We know that about three of every five church attenders in Australia are female, which was about the same as America during the mid 2000's. But, according to recent research from the Barna Group, the balance is shifting to less women attending churches in America. In 2003, 60% of attenders were women, but in 2015 this has reduced to 54%.
So why the shift? Are American churches successful in attracting more men than women? No. The figures show that women are leaving churches at a greater rate than men.
Barna sees five key factors affecting women's declining church attendance, which are "competing priorities, busyness, lack of emotional engagement and support, changing family structures and changes in belief".
Like all research, it's sometimes difficult to separate cause from effect, however there is no doubt that cultural changes affecting traditional roles is impacting and will continue to impact on the shape of organisational church life. Citing this research, Barna Group Vice President, Roxanne Stone, recently wrote in Christianity Today, what she thought were the implications for churches – "Aside for delaying marriage and children, young adults are eschewing other forms of settling down as well. They are more prone to switching jobs (and with that where they live). In other words, there are very few institutions - either social or economic - binding Millennials."

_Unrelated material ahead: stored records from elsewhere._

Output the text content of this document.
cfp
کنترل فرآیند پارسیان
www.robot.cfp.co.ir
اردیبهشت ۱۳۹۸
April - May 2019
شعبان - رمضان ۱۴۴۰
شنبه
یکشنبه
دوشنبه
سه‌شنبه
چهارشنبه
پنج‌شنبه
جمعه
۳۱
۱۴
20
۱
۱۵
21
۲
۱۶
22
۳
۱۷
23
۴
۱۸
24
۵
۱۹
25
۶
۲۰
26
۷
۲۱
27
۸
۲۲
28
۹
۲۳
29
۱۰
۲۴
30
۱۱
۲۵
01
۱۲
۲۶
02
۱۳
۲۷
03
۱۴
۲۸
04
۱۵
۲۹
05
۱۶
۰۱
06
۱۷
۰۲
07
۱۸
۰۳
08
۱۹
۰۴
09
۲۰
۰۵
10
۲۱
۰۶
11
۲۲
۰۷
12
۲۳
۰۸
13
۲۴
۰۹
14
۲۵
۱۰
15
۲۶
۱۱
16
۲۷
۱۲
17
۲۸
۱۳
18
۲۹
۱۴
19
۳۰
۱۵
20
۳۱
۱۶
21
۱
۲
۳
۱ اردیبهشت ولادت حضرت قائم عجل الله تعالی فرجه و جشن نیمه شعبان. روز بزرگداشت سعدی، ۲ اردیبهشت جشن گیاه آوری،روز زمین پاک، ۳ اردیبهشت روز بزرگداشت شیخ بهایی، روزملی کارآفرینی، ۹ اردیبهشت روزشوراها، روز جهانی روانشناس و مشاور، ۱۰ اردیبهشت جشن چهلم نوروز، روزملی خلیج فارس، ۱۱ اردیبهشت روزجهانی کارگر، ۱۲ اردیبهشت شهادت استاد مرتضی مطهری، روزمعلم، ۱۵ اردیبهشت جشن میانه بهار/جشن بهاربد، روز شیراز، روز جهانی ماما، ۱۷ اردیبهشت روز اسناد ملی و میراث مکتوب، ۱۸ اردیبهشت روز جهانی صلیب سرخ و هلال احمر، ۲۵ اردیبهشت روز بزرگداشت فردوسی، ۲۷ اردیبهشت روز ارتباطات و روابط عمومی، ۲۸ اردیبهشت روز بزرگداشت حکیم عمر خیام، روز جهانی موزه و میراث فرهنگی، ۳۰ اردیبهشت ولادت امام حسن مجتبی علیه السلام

She goes on, "Many women - particularly those still identifying as Christian - may want to believe that they can hold onto their faith even if they find less and less time in their life for church."
Reflecting on this, we do well to consider how we are geared to meet the challenges of competing priorities and transitional changes during people's lives, especially at the very beginnings of people's working careers, for both women and men. It would also be helpful to consider how seriously we are engaging the younger women in our congregations, especially those whose expectations are being shaped by the culture to take greater charge and to exercise more influence than was previously experienced in some of our churches.
It will be interesting to see what changes in church affiliation and church going will show up from the 2016 Census and NCLS survey.